First, there are a lot of genetic factors that go into cancer and cancer development. Some people are more prone to certain types of cancers, and they were just born that way. We can never be certain to eliminate the risk, but there are lots of other things we can do to stay as healthy as possible.

Melanoma is a skin cancer, but there are lots of internal things we can do as well as external. Cancer comes from abnormal cells growing and destroying healthy cells. So, how do we avoid these abnormal cells?

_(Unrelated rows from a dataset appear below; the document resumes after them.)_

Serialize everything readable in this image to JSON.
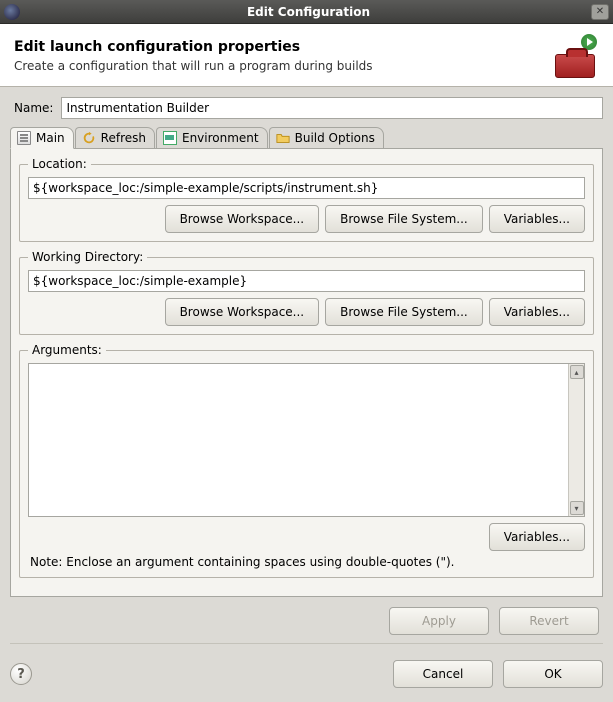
{
  "window": {
    "title": "Edit Configuration"
  },
  "header": {
    "heading": "Edit launch configuration properties",
    "sub": "Create a configuration that will run a program during builds"
  },
  "name": {
    "label": "Name:",
    "value": "Instrumentation Builder"
  },
  "tabs": [
    {
      "label": "Main"
    },
    {
      "label": "Refresh"
    },
    {
      "label": "Environment"
    },
    {
      "label": "Build Options"
    }
  ],
  "main": {
    "location": {
      "legend": "Location:",
      "value": "${workspace_loc:/simple-example/scripts/instrument.sh}",
      "browse_ws": "Browse Workspace...",
      "browse_fs": "Browse File System...",
      "variables": "Variables..."
    },
    "workdir": {
      "legend": "Working Directory:",
      "value": "${workspace_loc:/simple-example}",
      "browse_ws": "Browse Workspace...",
      "browse_fs": "Browse File System...",
      "variables": "Variables..."
    },
    "arguments": {
      "legend": "Arguments:",
      "value": "",
      "variables": "Variables...",
      "note": "Note: Enclose an argument containing spaces using double-quotes (\")."
    }
  },
  "apply": {
    "apply_label": "Apply",
    "revert_label": "Revert"
  },
  "footer": {
    "cancel": "Cancel",
    "ok": "OK"
  }
}
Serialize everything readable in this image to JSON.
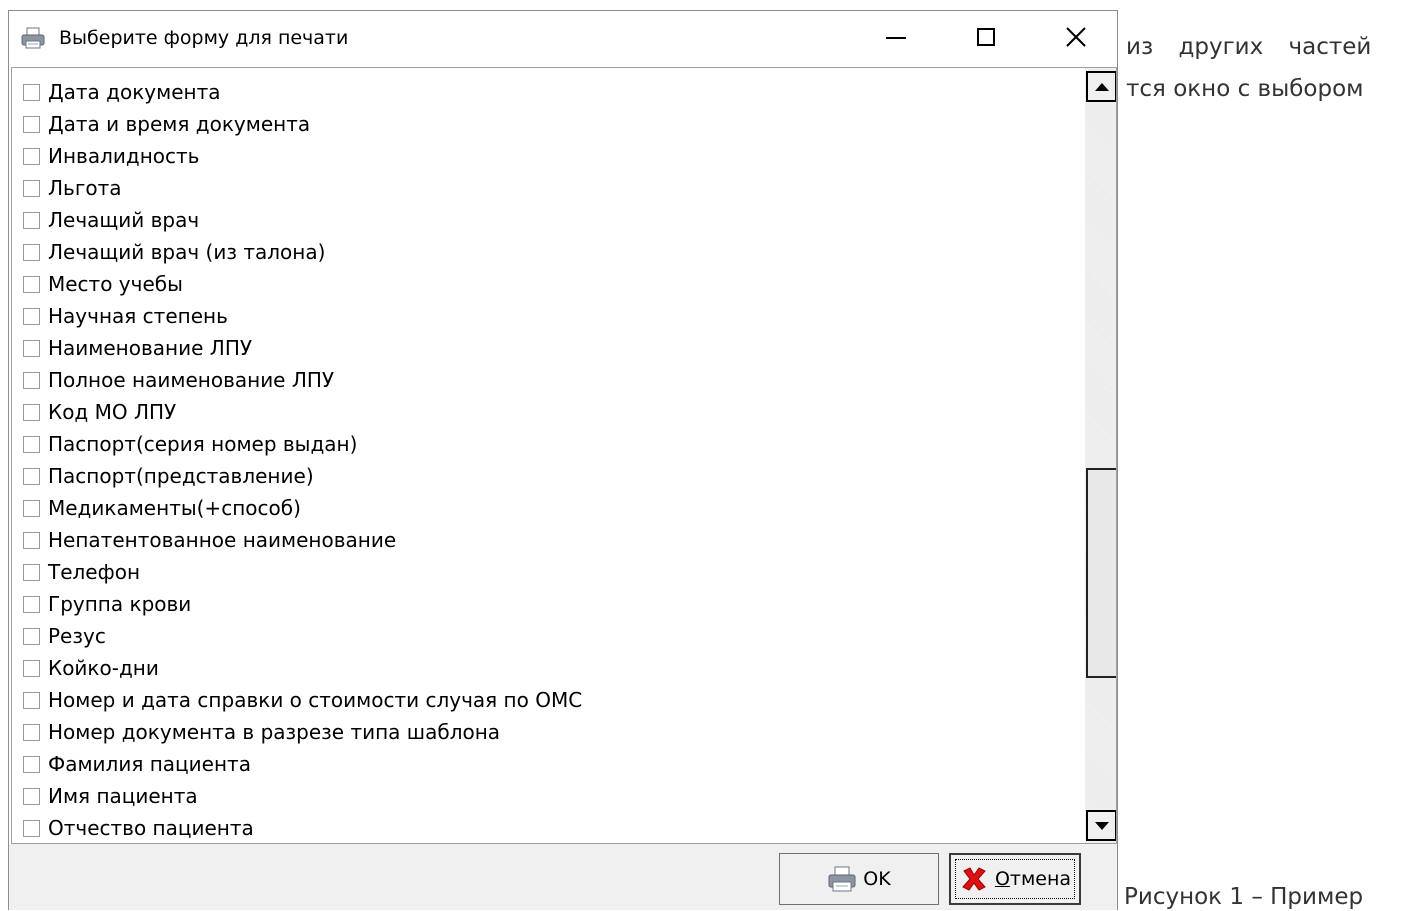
{
  "background_text": {
    "line1": "из других частей",
    "line2": "тся окно с выбором",
    "caption": "Рисунок 1 – Пример"
  },
  "dialog": {
    "title": "Выберите форму для печати",
    "title_icon": "printer-icon",
    "controls": {
      "minimize": "minimize-icon",
      "maximize": "maximize-icon",
      "close": "close-icon"
    }
  },
  "list": {
    "items": [
      {
        "label": "Дата документа",
        "checked": false
      },
      {
        "label": "Дата и время документа",
        "checked": false
      },
      {
        "label": "Инвалидность",
        "checked": false
      },
      {
        "label": "Льгота",
        "checked": false
      },
      {
        "label": "Лечащий врач",
        "checked": false
      },
      {
        "label": "Лечащий врач (из талона)",
        "checked": false
      },
      {
        "label": "Место учебы",
        "checked": false
      },
      {
        "label": "Научная степень",
        "checked": false
      },
      {
        "label": "Наименование ЛПУ",
        "checked": false
      },
      {
        "label": "Полное наименование ЛПУ",
        "checked": false
      },
      {
        "label": "Код МО ЛПУ",
        "checked": false
      },
      {
        "label": "Паспорт(серия номер выдан)",
        "checked": false
      },
      {
        "label": "Паспорт(представление)",
        "checked": false
      },
      {
        "label": "Медикаменты(+способ)",
        "checked": false
      },
      {
        "label": "Непатентованное наименование",
        "checked": false
      },
      {
        "label": "Телефон",
        "checked": false
      },
      {
        "label": "Группа крови",
        "checked": false
      },
      {
        "label": "Резус",
        "checked": false
      },
      {
        "label": "Койко-дни",
        "checked": false
      },
      {
        "label": "Номер и дата справки о стоимости случая по ОМС",
        "checked": false
      },
      {
        "label": "Номер документа в разрезе типа шаблона",
        "checked": false
      },
      {
        "label": "Фамилия пациента",
        "checked": false
      },
      {
        "label": "Имя пациента",
        "checked": false
      },
      {
        "label": "Отчество пациента",
        "checked": false
      }
    ]
  },
  "buttons": {
    "ok": {
      "label": "OK",
      "icon": "printer-icon"
    },
    "cancel": {
      "label": "Отмена",
      "icon": "red-x-icon"
    }
  },
  "colors": {
    "cancel_icon": "#e01010",
    "window_border": "#8e8e8e",
    "footer_bg": "#f0f0f0"
  }
}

One of the best things we can do is to take a look at our diet and the things that go into our body. Toxin and chemical buildup has been linked to cancer in many cases. This is why I suggest eating organic food as much as possible. Pesticides and other chemicals are used without consequence on so much of our food. Small amounts of these chemicals enter our food, which gets stuck in our bodies. If something is labeled USDA ORGANIC, it means it has not been treated with these harmful chemicals.

You can also do your best to eliminate heavy metals and toxins that are already built up in your system. I wrote a whole blog post about that here.

Another way to ditch the toxins is through our skincare and beauty routines. There are SO many products out there that are filled with nasty chemicals. I could write forever on this topic, but here are a few basic ingredients to avoid: parabens, sulfates, phthalates, triclosan, oxybenzone, BHA, and anything with "fragrance". ("fragrance" indicates a mixture of chemicals which normally include parabens. If a company writes "fragrance", they aren't really disclosing what is IN the fragrance.)

To learn more about this, check out the EWG guides on household cleaners and beauty products.

It might go without saying, but I'll say it anyways... WEAR SUNSCREEN! The sun damages our skin so much, and wearing sunscreen can help fight against that UV damage and skin cancer. And, make sure you're using a sunscreen without oxybenzone! (Use the EWG guide for reference).

In the end, we can never truly predict what will happen in our lives. I never guessed in a million years that I would get melanoma on my shin (I played soccer, so my shins were almost always covered with shin guards!). The only thing we can do is try our best to stay healthy, avoid toxins, and educate ourselves about health concerns such as Melanoma during pregnancy.